The SFS outcomes used were the DASH and Constant scores which are validated, well-recognised, responsive, readily-available, reproducible scores [
37,
38]. The DASH questionnaires were assessed weekly for the first 6 months, allowing close observation of participant progression. However, due to expense and practicality, patients were seen monthly thereafter where four questionnaires were collected. This pragmatic approach introduces the risk that patients may complete all forms together retrospectively, an identified compliance limitation. The Constant score is used for the SFS at 6 and 24 months, though no justification is given for its replacement of the DASH score at this stage, which is especially relevant as the DASH scores demonstrated significant differences up to, but not after 18 weeks, whereas the Constant score showed significant differences at 6 and 24 months. Use of both scores throughout the follow-up would have increased the reliability and validity of the result, but would be less pragmatic, and may lead to increased loss to follow-up along with the aforementioned bias issues associated with questionnaire use [
34,
39,
40].
The radiological evaluation methods were well described, strengthening the study. Regular, standardised X-rays were used to reduce inter-patient variability and increase the chance of pinpointing the moment of union. However, no assessor details were provided and definitions of end-points were vague and non-reproducible, reducing external validity. Use of CT was employed if there was no obvious union after 24 weeks, which is a previously mentioned positive. However, surgery was then offered to those with a confirmed non-union. Given that follow-up lasted 2 years, this may have led to contamination bias and cross-over. Ten patients developed non-union, but no details regarding further surgery performed are provided. If significant cross-over did occur, this will bias results and appropriate intention-to-treat and per-protocol analyses for outcomes after that period should be performed and compared as discussed previously.

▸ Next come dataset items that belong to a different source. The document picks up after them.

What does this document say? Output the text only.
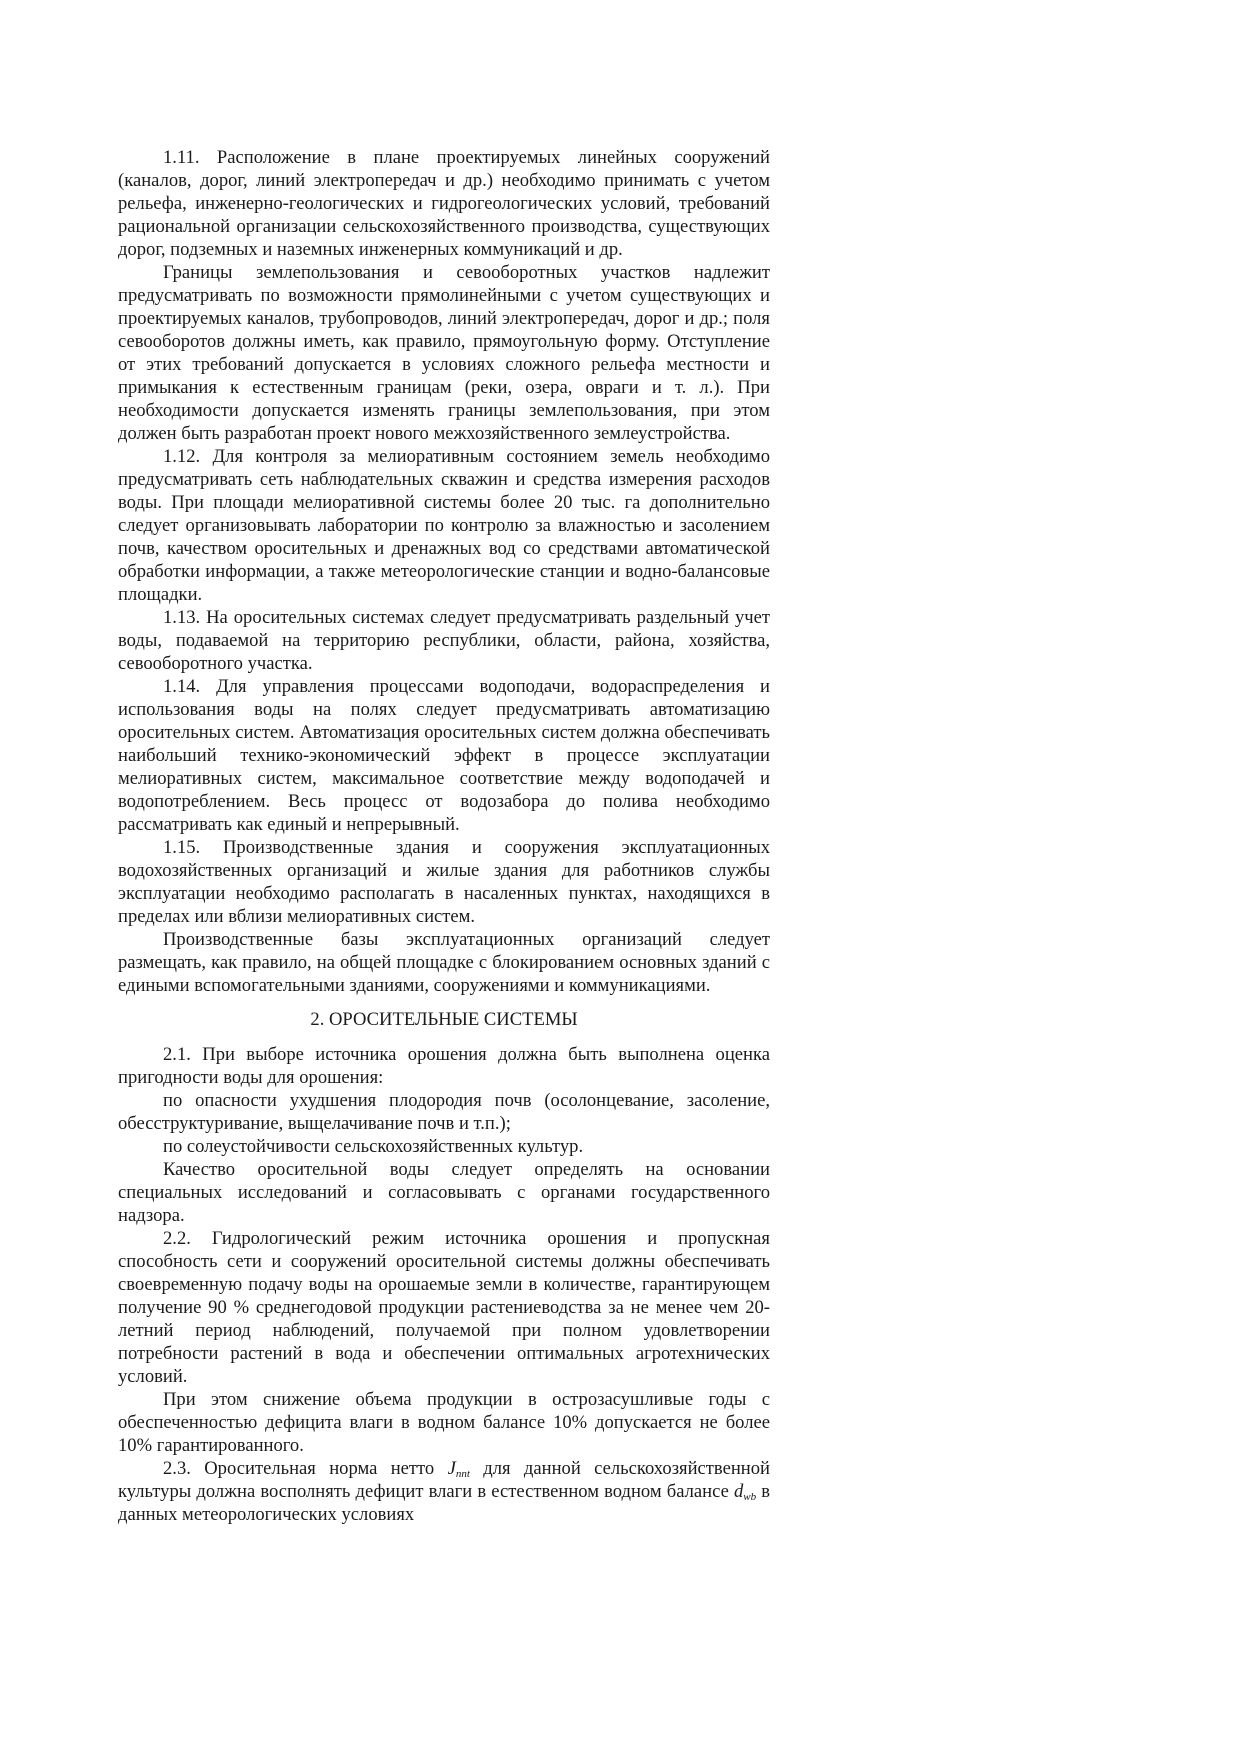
1.11. Расположение в плане проектируемых линейных сооружений (каналов, дорог, линий электропередач и др.) необходимо принимать с учетом рельефа, инженерно-геологических и гидрогеологических условий, требований рациональной организации сельскохозяйственного производства, существующих дорог, подземных и наземных инженерных коммуникаций и др.

Границы землепользования и севооборотных участков надлежит предусматривать по возможности прямолинейными с учетом существующих и проектируемых каналов, трубопроводов, линий электропередач, дорог и др.; поля севооборотов должны иметь, как правило, прямоугольную форму. Отступление от этих требований допускается в условиях сложного рельефа местности и примыкания к естественным границам (реки, озера, овраги и т. л.). При необходимости допускается изменять границы землепользования, при этом должен быть разработан проект нового межхозяйственного землеустройства.

1.12. Для контроля за мелиоративным состоянием земель необходимо предусматривать сеть наблюдательных скважин и средства измерения расходов воды. При площади мелиоративной системы более 20 тыс. га дополнительно следует организовывать лаборатории по контролю за влажностью и засолением почв, качеством оросительных и дренажных вод со средствами автоматической обработки информации, а также метеорологические станции и водно-балансовые площадки.

1.13. На оросительных системах следует предусматривать раздельный учет воды, подаваемой на территорию республики, области, района, хозяйства, севооборотного участка.

1.14. Для управления процессами водоподачи, водораспределения и использования воды на полях следует предусматривать автоматизацию оросительных систем. Автоматизация оросительных систем должна обеспечивать наибольший технико-экономический эффект в процессе эксплуатации мелиоративных систем, максимальное соответствие между водоподачей и водопотреблением. Весь процесс от водозабора до полива необходимо рассматривать как единый и непрерывный.

1.15. Производственные здания и сооружения эксплуатационных водохозяйственных организаций и жилые здания для работников службы эксплуатации необходимо располагать в насаленных пунктах, находящихся в пределах или вблизи мелиоративных систем.

Производственные базы эксплуатационных организаций следует размещать, как правило, на общей площадке с блокированием основных зданий с едиными вспомогательными зданиями, сооружениями и коммуникациями.

2. ОРОСИТЕЛЬНЫЕ СИСТЕМЫ

2.1. При выборе источника орошения должна быть выполнена оценка пригодности воды для орошения:

по опасности ухудшения плодородия почв (осолонцевание, засоление, обесструктуривание, выщелачивание почв и т.п.);

по солеустойчивости сельскохозяйственных культур.

Качество оросительной воды следует определять на основании специальных исследований и согласовывать с органами государственного надзора.

2.2. Гидрологический режим источника орошения и пропускная способность сети и сооружений оросительной системы должны обеспечивать своевременную подачу воды на орошаемые земли в количестве, гарантирующем получение 90 % среднегодовой продукции растениеводства за не менее чем 20-летний период наблюдений, получаемой при полном удовлетворении потребности растений в вода и обеспечении оптимальных агротехнических условий.

При этом снижение объема продукции в острозасушливые годы с обеспеченностью дефицита влаги в водном балансе 10% допускается не более 10% гарантированного.

2.3. Оросительная норма нетто $J_{nnt}$ для данной сельскохозяйственной культуры должна восполнять дефицит влаги в естественном водном балансе $d_{wb}$ в данных метеорологических условиях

This paper provides good detail regarding patient numbers, including patients excluded, those declining to participate and those lost to follow-up. However, no sample-size calculation was performed and the study is underpowered, increasing the likelihood of false-negative results as previously discussed [
44,
45].
The paper concludes that in adults with MTCF, when compared with non-operative management, IMN demonstrated significantly (P < 0.05) better SFS, less shortening, fewer complications and shorter time-to-union.